Bernanke is likely to strike a careful balance between "green shoots" and "yellow weeds" on the recovery, while keeping options open on emergency liquidity measures and retaining commitment to the "extended period" policy rhetoric for now, notes Action Economics.
In earnings news Friday, Bank of America's earnings declined less than expected, to a still hefty $3.2 billion. Citigroup revealed a $4.3 billion quarterly profit, but only after a large one-time gain from the sale of a majority stake in its Smith Barney unit.
General Electric Co.'s (GE) quarterly profit plunged 47%, although it beat Wall Street expectations.
In technology, IBM was higher after reporting a 12% increase in earnings and raising its forecast. And Google (GOOG) beat earnings expectations, but disappointed investors with its revenue growth.
The All Things Digital (ATD) blog from Dow Jones is reporting an unconfirmed story that a Yahoo (YHOO) search and online advertising pact with Microsoft (MSFT) is close and simply "down to the short strokes."
CIT said Friday its directors and management, in consultation with their advisors, are continuing to evaluate alternatives to improve the company's liquidity. The company said it is in discussions with potential lenders to secure financing.
Deadly terrorist bombings in Jakarta were weighing on some markets Friday, according to S&P MarketScope.
Meanwhile, NYU economist Nouriel Roubini sought to downplay his comments on Thursday, reiterating his cautious assessment on the U.S. outlook, including below potential growth beginning next year and risk of a double dip W-shaped recession toward the end of 2010.
In economic news Friday, U.S. housing starts rose 3.6% in June to a 0.582 million unit annual pace, from an upwardly revised 0.562 million previously (was 0.532 million).
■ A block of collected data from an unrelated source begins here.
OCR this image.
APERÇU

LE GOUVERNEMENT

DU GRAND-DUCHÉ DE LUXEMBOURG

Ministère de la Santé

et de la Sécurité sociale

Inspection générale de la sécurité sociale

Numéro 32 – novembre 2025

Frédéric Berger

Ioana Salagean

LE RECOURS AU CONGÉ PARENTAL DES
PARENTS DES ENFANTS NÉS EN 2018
April's 0.454 million was revised up to 0.479 million as well.
The housing starts report extended the string of upside surprises in recent factory sentiment, claims, and inflation reports to the housing sector as well, notes Action Economics. "The recent string of good news has taken some of the edge off the weak U.S. jobs report at the start of the month that poisoned the market's view of the remaining June data."